Applying the above to the problem at hand: We know that

$\qquad f(x) = \log(1+x) = x - x^2/2 + x^3/3 - x^4/4 + \cdots$

is valid for $|x| < 1$. Since $f$ is differentiable at $x=1$, the Lagrange remainder formula holds at $x =1$ as well: that is, $E_N(1) = {f^{(N+1)}(c)\over (N+1)!}1^{N+1}$ for some $c \in (0,1)$. It is then a simple matter to compute $|E_N(1)| \le {1\over N+1} \to 0$.


What is less clear to me is whether we can draw any general conclusions about the error at $x = R$. Suppose the Taylor series for $f$ is valid on $|x| < R$; in other words, for $|x| < R$ the error $E_N(x) \to 0$. Now suppose $f$ is differentiable at $x = R$, so that $E_N(R)$ has the form given by Lagrange. Do we also have $E_N(R) \to 0$?

Well, no. For example, $f(x) = {1\over 1+x} = 1 - x + x^2/2 - x^3/3 + \cdots$ is valid on $|x| < 1$, and $f$ is differentiable at $1$, but the series is not valid for $x = 1$.
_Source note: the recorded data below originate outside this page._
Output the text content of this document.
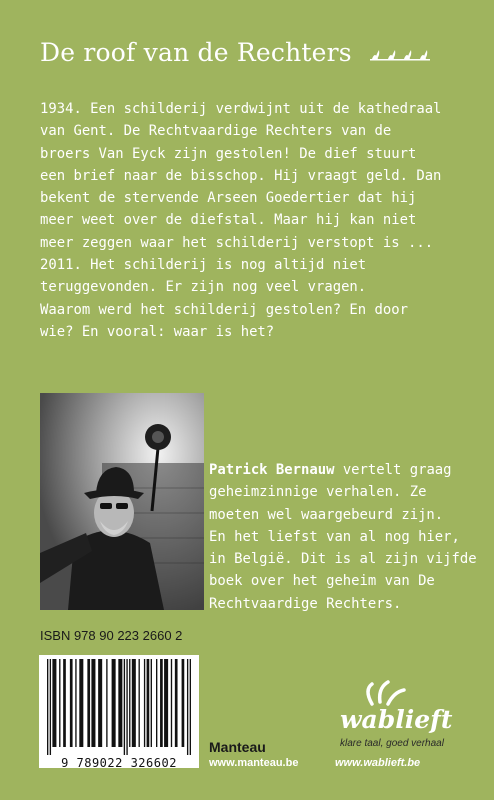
De roof van de Rechters
1934. Een schilderij verdwijnt uit de kathedraal
van Gent. De Rechtvaardige Rechters van de
broers Van Eyck zijn gestolen! De dief stuurt
een brief naar de bisschop. Hij vraagt geld. Dan
bekent de stervende Arseen Goedertier dat hij
meer weet over de diefstal. Maar hij kan niet
meer zeggen waar het schilderij verstopt is ...
2011. Het schilderij is nog altijd niet
teruggevonden. Er zijn nog veel vragen.
Waarom werd het schilderij gestolen? En door
wie? En vooral: waar is het?
Patrick Bernauw vertelt graag
geheimzinnige verhalen. Ze
moeten wel waargebeurd zijn.
En het liefst van al nog hier,
in België. Dit is al zijn vijfde
boek over het geheim van De
Rechtvaardige Rechters.
ISBN 978 90 223 2660 2
9 789022 326602
Manteau
www.manteau.be
wablieft
klare taal, goed verhaal
www.wablieft.be
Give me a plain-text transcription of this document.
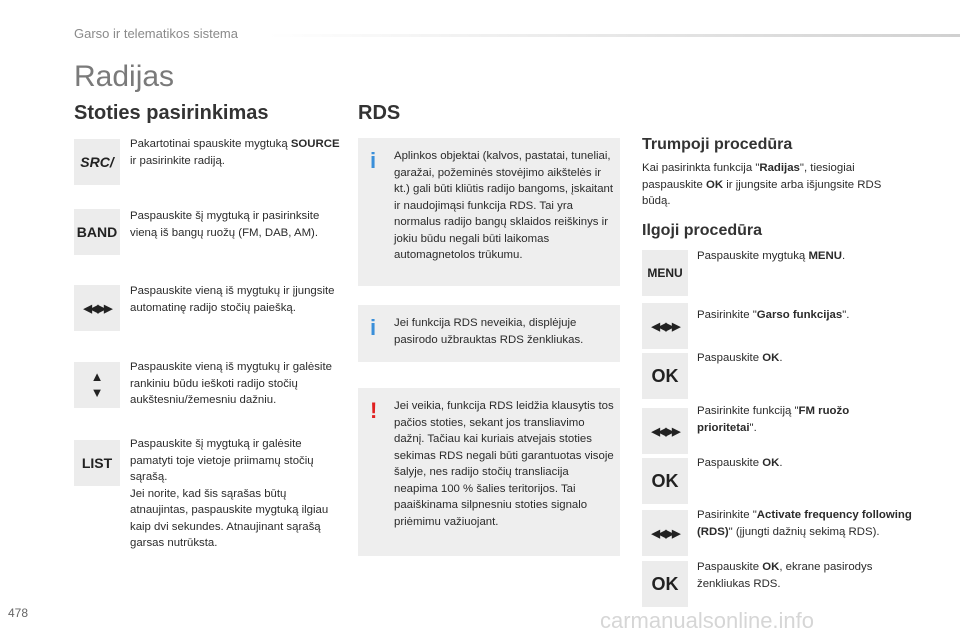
Garso ir telematikos sistema
Radijas
Stoties pasirinkimas
SRC/
Pakartotinai spauskite mygtuką SOURCE ir pasirinkite radiją.
BAND
Paspauskite šį mygtuką ir pasirinksite vieną iš bangų ruožų (FM, DAB, AM).
◀◀ ▶▶
Paspauskite vieną iš mygtukų ir įjungsite automatinę radijo stočių paiešką.
▲
▼
Paspauskite vieną iš mygtukų ir galėsite rankiniu būdu ieškoti radijo stočių aukštesniu/žemesniu dažniu.
LIST
Paspauskite šį mygtuką ir galėsite pamatyti toje vietoje priimamų stočių sąrašą.
Jei norite, kad šis sąrašas būtų atnaujintas, paspauskite mygtuką ilgiau kaip dvi sekundes. Atnaujinant sąrašą garsas nutrūksta.
RDS
i Aplinkos objektai (kalvos, pastatai, tuneliai, garažai, požeminės stovėjimo aikštelės ir kt.) gali būti kliūtis radijo bangoms, įskaitant ir naudojimąsi funkcija RDS. Tai yra normalus radijo bangų sklaidos reiškinys ir jokiu būdu negali būti laikomas automagnetolos trūkumu.
i Jei funkcija RDS neveikia, displėjuje pasirodo užbrauktas RDS ženkliukas.
! Jei veikia, funkcija RDS leidžia klausytis tos pačios stoties, sekant jos transliavimo dažnį. Tačiau kai kuriais atvejais stoties sekimas RDS negali būti garantuotas visoje šalyje, nes radijo stočių transliacija neapima 100 % šalies teritorijos. Tai paaiškinama silpnesniu stoties signalo priėmimu važiuojant.
Trumpoji procedūra
Kai pasirinkta funkcija "Radijas", tiesiogiai paspauskite OK ir įjungsite arba išjungsite RDS būdą.
Ilgoji procedūra
MENU
Paspauskite mygtuką MENU.
◀◀ ▶▶
Pasirinkite "Garso funkcijas".
OK
Paspauskite OK.
◀◀ ▶▶
Pasirinkite funkciją "FM ruožo prioritetai".
OK
Paspauskite OK.
◀◀ ▶▶
Pasirinkite "Activate frequency following (RDS)" (įjungti dažnių sekimą RDS).
OK
Paspauskite OK, ekrane pasirodys ženkliukas RDS.
478	carmanualsonline.info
But we do have $E_N(R) \to 0$ if ${\cal E}_N(x) = {\sup |f^{(N+1)}|\over (N+1)!}x^{N+1}$ converges uniformly to $0$ on $(-R,R)$, which is often the case. Indeed in this case, for any $\epsilon > 0$ there exists $N$ such that $n \ge N$ implies $|{\cal E}_n(x)| = {\sup |f^{(n+1)}|\over (n+1)!}|x|^{n+1} < \epsilon/2$ for all $x \in (-R,R)$, in which case $|{\cal E}_n(R)| \le \epsilon/2 < \epsilon$. Now, thanks to our modification to Lagrange's theorem, we have for some $c \in (0,R)$:

$\qquad |E_n(R)| \ = \ \left|{f^{(n+1)}(c) \over(n+1)! }R^{n+1}\right| \ \le \ |{\cal E}_n(R)| \ < \ \epsilon$,

so $E_N(R) \to 0$ and the series is valid for $x = R$ as well.

With $f(x) = \log(1+x)$, we have $\sup |f^{(N+1)}| = N!$, so $|{\cal E}_N(x)| \le {1\over N+1} \to 0$ uniformly. On the other hand, in the counterexample $f(x) = {1\over 1+x}$, we have $\sup |f^{(N+1)}| = (N+1)!$, so ${\cal E}_N(x) = x^{N+1}$, which does not converge uniformly.